W.W. Roland Trucking v. Max America Co., No. 13-20341 (5th Cir. Feb. 24, 2014)
Roland was shipping a load of video-game consoles and left its trailer locked for the night in Roland's terminal. However, thieves cut through the fence and stole the trailer with the cargo. Roland's insurance policy covered:
[L]egal liability for loss to covered property: a. while under Roland's care, custody and control; [and] b. that Roland becomes legally obligated to pay as a common carrier . . .
This coverage, however, was subject to a warranty that Roland's terminal be "100% fenced, gated, locked, and lighted 24 hours per day, 7 days per week," . . . or else "coverage is null and void." Roland submitted its claim, which the insurer denied after investigation, finding that the fence perimeter actually had a hole, even though that had nothing to do with the theft. Roland brought a coverage lawsuit against Max America.
Roland asserted that that the warranty could not nullify coverage if the hole in the fence did not contribute to the loss in any way and supported its claim with the Texas Insurance Code's "Anti-Technicality Statute" [Section 862.054], which provides:
Unless the breach or violation contributed to the destruction of property, a breach or violation by the insured of a warranty, condition, or provision of a fire insurance policy or contract of insurance on personal property . . . (1) does not render the policy or contract void; . . .
The lower court agreed with Roland and required the insurer to cover the loss.

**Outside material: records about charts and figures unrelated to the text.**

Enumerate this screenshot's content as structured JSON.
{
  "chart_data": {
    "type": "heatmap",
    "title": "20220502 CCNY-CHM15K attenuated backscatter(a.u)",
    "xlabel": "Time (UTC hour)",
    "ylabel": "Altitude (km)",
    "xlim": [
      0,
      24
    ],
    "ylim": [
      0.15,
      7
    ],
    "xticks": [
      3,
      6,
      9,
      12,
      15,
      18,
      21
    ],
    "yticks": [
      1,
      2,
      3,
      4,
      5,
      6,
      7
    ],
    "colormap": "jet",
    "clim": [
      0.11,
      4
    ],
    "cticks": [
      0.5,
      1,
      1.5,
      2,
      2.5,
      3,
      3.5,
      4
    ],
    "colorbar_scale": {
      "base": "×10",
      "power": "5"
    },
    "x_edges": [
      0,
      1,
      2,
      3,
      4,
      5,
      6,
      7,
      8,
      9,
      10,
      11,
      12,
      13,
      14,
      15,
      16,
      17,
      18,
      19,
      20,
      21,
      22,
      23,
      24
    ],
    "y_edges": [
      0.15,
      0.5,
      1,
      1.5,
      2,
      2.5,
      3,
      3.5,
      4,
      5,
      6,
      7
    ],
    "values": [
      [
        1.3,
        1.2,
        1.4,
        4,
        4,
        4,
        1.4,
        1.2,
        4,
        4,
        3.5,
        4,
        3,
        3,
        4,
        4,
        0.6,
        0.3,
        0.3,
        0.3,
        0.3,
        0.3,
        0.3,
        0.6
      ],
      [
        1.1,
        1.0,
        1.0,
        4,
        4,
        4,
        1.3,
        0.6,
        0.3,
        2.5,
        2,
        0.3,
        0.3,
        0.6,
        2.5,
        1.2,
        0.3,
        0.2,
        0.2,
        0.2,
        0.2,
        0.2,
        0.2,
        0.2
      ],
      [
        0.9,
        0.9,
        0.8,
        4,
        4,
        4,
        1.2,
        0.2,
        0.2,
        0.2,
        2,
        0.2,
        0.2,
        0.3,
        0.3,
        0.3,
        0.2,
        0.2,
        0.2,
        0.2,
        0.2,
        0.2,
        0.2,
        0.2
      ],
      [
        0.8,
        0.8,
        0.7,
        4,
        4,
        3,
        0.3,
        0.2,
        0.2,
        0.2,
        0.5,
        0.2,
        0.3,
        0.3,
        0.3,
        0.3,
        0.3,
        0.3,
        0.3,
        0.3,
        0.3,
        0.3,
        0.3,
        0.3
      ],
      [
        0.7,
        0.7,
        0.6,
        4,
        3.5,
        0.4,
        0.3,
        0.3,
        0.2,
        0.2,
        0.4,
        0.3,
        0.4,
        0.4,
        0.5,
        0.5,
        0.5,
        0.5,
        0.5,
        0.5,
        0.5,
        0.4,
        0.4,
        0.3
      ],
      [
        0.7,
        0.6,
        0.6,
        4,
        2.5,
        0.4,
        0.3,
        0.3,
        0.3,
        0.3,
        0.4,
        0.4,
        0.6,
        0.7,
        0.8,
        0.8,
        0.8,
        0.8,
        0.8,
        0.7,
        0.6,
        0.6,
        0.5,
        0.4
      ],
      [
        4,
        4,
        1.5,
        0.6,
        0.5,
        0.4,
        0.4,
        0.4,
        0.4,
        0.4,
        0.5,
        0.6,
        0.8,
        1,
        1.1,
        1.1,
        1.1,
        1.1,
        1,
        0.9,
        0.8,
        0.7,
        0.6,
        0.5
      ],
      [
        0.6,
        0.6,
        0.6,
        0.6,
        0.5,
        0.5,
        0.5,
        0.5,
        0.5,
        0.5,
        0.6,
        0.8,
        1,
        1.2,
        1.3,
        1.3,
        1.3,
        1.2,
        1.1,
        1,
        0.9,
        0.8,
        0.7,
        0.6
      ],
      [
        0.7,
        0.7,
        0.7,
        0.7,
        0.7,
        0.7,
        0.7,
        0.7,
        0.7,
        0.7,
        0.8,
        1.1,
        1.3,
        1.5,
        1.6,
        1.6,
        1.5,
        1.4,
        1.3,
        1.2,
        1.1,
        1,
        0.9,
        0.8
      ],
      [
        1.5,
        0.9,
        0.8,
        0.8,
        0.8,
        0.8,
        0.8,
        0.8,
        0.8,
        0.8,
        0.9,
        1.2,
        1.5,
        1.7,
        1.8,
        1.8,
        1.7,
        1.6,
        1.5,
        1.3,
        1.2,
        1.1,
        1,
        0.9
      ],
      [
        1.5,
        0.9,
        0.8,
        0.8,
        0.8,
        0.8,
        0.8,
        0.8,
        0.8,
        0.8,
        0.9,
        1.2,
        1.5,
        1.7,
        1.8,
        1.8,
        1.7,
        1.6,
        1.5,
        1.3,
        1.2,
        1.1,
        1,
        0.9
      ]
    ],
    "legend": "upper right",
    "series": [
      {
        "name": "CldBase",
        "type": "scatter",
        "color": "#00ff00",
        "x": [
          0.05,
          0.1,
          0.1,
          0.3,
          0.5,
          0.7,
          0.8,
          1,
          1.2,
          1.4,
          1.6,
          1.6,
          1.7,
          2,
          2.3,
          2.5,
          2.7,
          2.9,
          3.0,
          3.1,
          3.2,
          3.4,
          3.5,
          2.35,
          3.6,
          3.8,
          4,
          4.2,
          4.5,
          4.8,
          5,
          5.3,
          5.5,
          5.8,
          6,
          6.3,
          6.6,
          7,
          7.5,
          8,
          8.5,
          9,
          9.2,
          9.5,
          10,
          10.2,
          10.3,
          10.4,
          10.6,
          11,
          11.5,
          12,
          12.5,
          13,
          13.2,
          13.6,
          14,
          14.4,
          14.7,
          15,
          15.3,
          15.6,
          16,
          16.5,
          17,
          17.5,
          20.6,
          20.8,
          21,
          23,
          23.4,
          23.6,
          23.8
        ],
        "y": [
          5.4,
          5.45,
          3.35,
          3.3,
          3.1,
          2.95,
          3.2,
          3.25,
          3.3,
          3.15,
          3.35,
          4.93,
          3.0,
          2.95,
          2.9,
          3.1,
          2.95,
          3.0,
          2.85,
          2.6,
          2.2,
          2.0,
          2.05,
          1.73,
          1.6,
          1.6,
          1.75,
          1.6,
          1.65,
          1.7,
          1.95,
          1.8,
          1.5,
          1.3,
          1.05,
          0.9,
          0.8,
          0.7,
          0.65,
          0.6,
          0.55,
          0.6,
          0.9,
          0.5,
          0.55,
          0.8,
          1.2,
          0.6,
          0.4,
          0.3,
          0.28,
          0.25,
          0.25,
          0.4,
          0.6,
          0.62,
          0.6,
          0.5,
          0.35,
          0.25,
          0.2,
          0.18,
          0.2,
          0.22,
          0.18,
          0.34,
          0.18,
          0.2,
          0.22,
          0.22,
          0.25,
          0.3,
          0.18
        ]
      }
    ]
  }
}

On appeal to the Fifth Circuit, the insurer argued that the Anti-Technicality Statute should not apply to this case because the insurance at issue was a liability policy, not "a [first-party] fire insurance policy or contract of insurance on personal property." Nevertheless, the appellate court rejected this argument.
The Fifth Circuit held that policies referencing, as here, "legal liability," are not "by default liability insurance contracts." Relying on the Texas Supreme Court's decision in Hudiburg Chevrolet, Inc. v. Globe Indemnity Co., 394 S.W.2d 792 (Tex. 1965), the appellate court noted that Texas had adopted the majority rule for coverage of loss of property in the hands of a bailee like Roland), which states:
Policy provisions covering property contained in specified places and "for which the insured is liable" have been held to insure against loss and to indemnify insured against his legal liability in tort or by contract to the owners of the property.
Thus, an insured bailee may sue the insurer under this rule for losses of the owner's property. The Fifth Circuit reasoned that policies insuring against the theft of property belonging to a third party while under the care, custody, and control of the insured, "have previously been considered property policies under Texas law," even if the policy uses the term "legal liability." The property owned by a third party is thus deemd first-party insurance for purposes of the Anti-Technicality statute.